Having the detector in the same plane as the sample center simplifies things when it comes to slab-wise reconstruction: defining a volume slab (in terms of z_min, z_max) is equivalent to define the detector bounds, like in parallel geometry.

Attributes

  • implementation A simpler wrapper of astra cone-beam reconstruction, using astra's new built-in data splitting for FDK/BP3D when it doesn't fit in GPU memory. It's meant to reconstruct a single, huge numpy array. The class name is somewhat misleading: the final BP3D step is done on GPU, but all the rest is done on CPU.

Methods

source method NumpyConebeamReconstructor.reconstruct(sinos, output=None, relative_z_position=None)

source selection_is_centered(size, start, stop)

Return True if (start, stop) define a selection that is centered on the middle of the array.

source roi_is_centered(shape, slice_)

Return True if "slice_" define a selection that is centered on the middle of the array.

source fdk_preweighting(d_sinos, proj_geom, relative_z_position=0.0, cor_shift=0.0)

source get_fdk_weights(sinos_shape, source_origin_distance, origin_detector_distance, cor_shift=0, du=1, dv=1, normalize=True, zshift=0)

Get the FDK weights in the radio domain.

Parameters

  • sinos_shape : tuple of int Shape of the sinograms stack, in the form (n_sinograms, n_angles, n_x). The detector shape is (n_z, n_x) = (n_sinograms, n_x)

  • source_origin_distance Distance (positive) between X-ray focal point and "origin" (sample)

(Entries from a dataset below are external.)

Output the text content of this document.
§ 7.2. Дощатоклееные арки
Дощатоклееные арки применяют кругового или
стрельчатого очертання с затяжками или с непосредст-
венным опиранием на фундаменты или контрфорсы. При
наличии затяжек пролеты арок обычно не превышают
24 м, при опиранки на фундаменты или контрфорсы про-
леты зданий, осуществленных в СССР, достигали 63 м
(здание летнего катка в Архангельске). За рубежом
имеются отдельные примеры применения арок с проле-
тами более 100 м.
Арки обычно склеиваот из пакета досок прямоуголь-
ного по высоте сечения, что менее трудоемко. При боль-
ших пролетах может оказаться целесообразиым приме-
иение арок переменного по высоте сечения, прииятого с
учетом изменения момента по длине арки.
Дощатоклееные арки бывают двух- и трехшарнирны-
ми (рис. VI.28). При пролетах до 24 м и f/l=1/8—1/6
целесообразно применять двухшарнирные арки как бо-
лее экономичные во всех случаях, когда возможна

  • origin_detector_distance Distance (positive) between "origin" (sample) and detector

  • cor_shift Shift (signed) between center of detector, and projection of center of rotation

  • du : float Horizontal pixel size

  • dv : float Vertical pixel size

  • zshift Current sample elevation, i.e coordinate in v of the projection of center of sample onto the detector

Returns

  • weights : numpy.ndarray FDK pre-weights, to be applied through a multiplication of each radio image.

Notes

The parameters 'source_detector_distance', 'source_origin_distance', 'du', 'dv', 'zshift' and 'cor_shift' (!) need to be provided with the same physical length unit. All can be expressed in voxel units (i.e du = dv = 1) - the normalization should then be done at another stage.